Copyright PADI 2012
In this shot, my friend Kevin Gurr is using a Beta version of the soon-to-be-released Explorer rebreather (which he designed and developed). He and I are both wearing rebreathers, which is significant because this shot would have been impossible with conventional, open-circuit scuba that releases bubbles.
This shot required rebreathers because it took several minutes and more than 20 frames to get the balance between the exterior light streaming in and my strobes where I wanted it. During that time, Kevin and I had to remain completely still, or we would have stirred up sediment that would have obscured the shot and made it look like a snow storm. With open-circuit scuba, our bubbles would have scoured silt off the ceiling, causing the same problem as it rained down on us, no matter how still we remained. But, rebreathers put out few bubbles.
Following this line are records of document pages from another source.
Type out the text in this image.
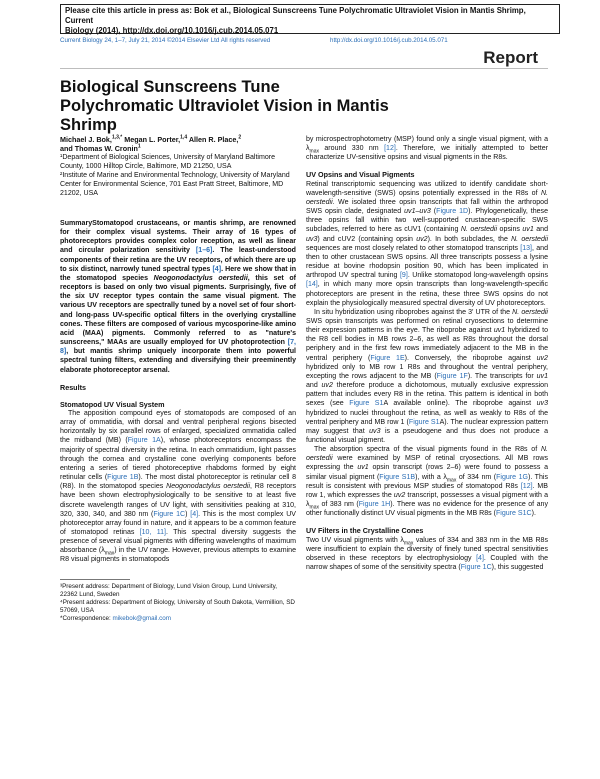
Please cite this article in press as: Bok et al., Biological Sunscreens Tune Polychromatic Ultraviolet Vision in Mantis Shrimp, Current
Biology (2014), http://dx.doi.org/10.1016/j.cub.2014.05.071
Current Biology 24, 1–7, July 21, 2014 ©2014 Elsevier Ltd All rights reserved	http://dx.doi.org/10.1016/j.cub.2014.05.071
Report
Biological Sunscreens Tune Polychromatic Ultraviolet Vision in Mantis Shrimp
Michael J. Bok,$^{1,3,*}$ Megan L. Porter,$^{1,4}$ Allen R. Place,$^2$
and Thomas W. Cronin$^1$

¹Department of Biological Sciences, University of Maryland Baltimore County, 1000 Hilltop Circle, Baltimore, MD 21250, USA

²Institute of Marine and Environmental Technology, University of Maryland Center for Environmental Science, 701 East Pratt Street, Baltimore, MD 21202, USA

SummaryStomatopod crustaceans, or mantis shrimp, are renowned for their complex visual systems. Their array of 16 types of photoreceptors provides complex color reception, as well as linear and circular polarization sensitivity [1–6]. The least-understood components of their retina are the UV receptors, of which there are up to six distinct, narrowly tuned spectral types [4]. Here we show that in the stomatopod species Neogonodactylus oerstedii, this set of receptors is based on only two visual pigments. Surprisingly, five of the six UV receptor types contain the same visual pigment. The various UV receptors are spectrally tuned by a novel set of four short- and long-pass UV-specific optical filters in the overlying crystalline cones. These filters are composed of various mycosporine-like amino acid (MAA) pigments. Commonly referred to as "nature's sunscreens," MAAs are usually employed for UV photoprotection [7, 8], but mantis shrimp uniquely incorporate them into powerful spectral tuning filters, extending and diversifying their preeminently elaborate photoreceptor arsenal.
Results
Stomatopod UV Visual System
The apposition compound eyes of stomatopods are composed of an array of ommatidia, with dorsal and ventral peripheral regions bisected horizontally by six parallel rows of enlarged, specialized ommatidia called the midband (MB) (Figure 1A), whose photoreceptors encompass the majority of spectral diversity in the retina. In each ommatidium, light passes through the cornea and crystalline cone overlying components before entering a series of tiered photoreceptive rhabdoms formed by eight retinular cells (Figure 1B). The most distal photoreceptor is retinular cell 8 (R8). In the stomatopod species Neogonodactylus oerstedii, R8 receptors have been shown electrophysiologically to be sensitive to at least five discrete wavelength ranges of UV light, with sensitivities peaking at 310, 320, 330, 340, and 380 nm (Figure 1C) [4]. This is the most complex UV photoreceptor array found in nature, and it appears to be a common feature of stomatopod retinas [10, 11]. This spectral diversity suggests the presence of several visual pigments with differing wavelengths of maximum absorbance $(\lambda_{max})$ in the UV range. However, previous attempts to examine R8 visual pigments in stomatopods

³Present address: Department of Biology, Lund Vision Group, Lund University, 22362 Lund, Sweden

⁴Present address: Department of Biology, University of South Dakota, Vermillion, SD 57069, USA

*Correspondence: mikebok@gmail.com

by microspectrophotometry (MSP) found only a single visual pigment, with a $\lambda_{max}$ around 330 nm [12]. Therefore, we initially attempted to better characterize UV-sensitive opsins and visual pigments in the R8s.
UV Opsins and Visual Pigments
Retinal transcriptomic sequencing was utilized to identify candidate short-wavelength-sensitive (SWS) opsins potentially expressed in the R8s of N. oerstedii. We isolated three opsin transcripts that fall within the arthropod SWS opsin clade, designated uv1–uv3 (Figure 1D). Phylogenetically, these three opsins fall within two well-supported crustacean-specific SWS subclades, referred to here as cUV1 (containing N. oerstedii opsins uv1 and uv3) and cUV2 (containing opsin uv2). In both subclades, the N. oerstedii sequences are most closely related to other stomatopod transcripts [13], and then to other crustacean SWS opsins. All three transcripts possess a lysine residue at bovine rhodopsin position 90, which has been implicated in arthropod UV spectral tuning [9]. Unlike stomatopod long-wavelength opsins [14], in which many more opsin transcripts than long-wavelength-specific photoreceptors are present in the retina, these three SWS opsins do not explain the physiologically measured spectral diversity of UV photoreceptors.
In situ hybridization using riboprobes against the 3′ UTR of the N. oerstedii SWS opsin transcripts was performed on retinal cryosections to determine their expression patterns in the eye. The riboprobe against uv1 hybridized to the R8 cell bodies in MB rows 2–6, as well as R8s throughout the dorsal periphery and in the first few rows immediately adjacent to the MB in the ventral periphery (Figure 1E). Conversely, the riboprobe against uv2 hybridized only to MB row 1 R8s and throughout the ventral periphery, excepting the rows adjacent to the MB (Figure 1F). The transcripts for uv1 and uv2 therefore produce a dichotomous, mutually exclusive expression pattern that includes every R8 in the retina. This pattern is identical in both sexes (see Figure S1A available online). The riboprobe against uv3 hybridized to nuclei throughout the retina, as well as weakly to R8s of the ventral periphery and MB row 1 (Figure S1A). The nuclear expression pattern may suggest that uv3 is a pseudogene and thus does not produce a functional visual pigment.
The absorption spectra of the visual pigments found in the R8s of N. oerstedii were examined by MSP of retinal cryosections. All MB rows expressing the uv1 opsin transcript (rows 2–6) were found to possess a similar visual pigment (Figure S1B), with a $\lambda_{max}$ of 334 nm (Figure 1G). This result is consistent with previous MSP studies of stomatopod R8s [12]. MB row 1, which expresses the uv2 transcript, possesses a visual pigment with a $\lambda_{max}$ of 383 nm (Figure 1H). There was no evidence for the presence of any other functionally distinct UV visual pigments in the MB R8s (Figure S1C).
UV Filters in the Crystalline Cones
Two UV visual pigments with $\lambda_{max}$ values of 334 and 383 nm in the MB R8s were insufficient to explain the diversity of finely tuned spectral sensitivities observed in these receptors by electrophysiology [4]. Coupled with the narrow shapes of some of the sensitivity spectra (Figure 1C), this suggested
BTW, hardcore wreck divers will notice that Kevin doesn't have the guideline that you usually have inside a wreck, nor three dive lights. While that would normally violate safe diving practices for overhead environments, this particular wreck in Grand Cayman has been intentionally placed and "safed" for recreational divers. For general purposes (but not training purposes) most of its interiors are considered swim-throughs, not overhead environments, because they are wide open, have lots of light, and you are never more than a few feet from an exit, like you see here. Otherwise, we'd definitely be following light and line protocols!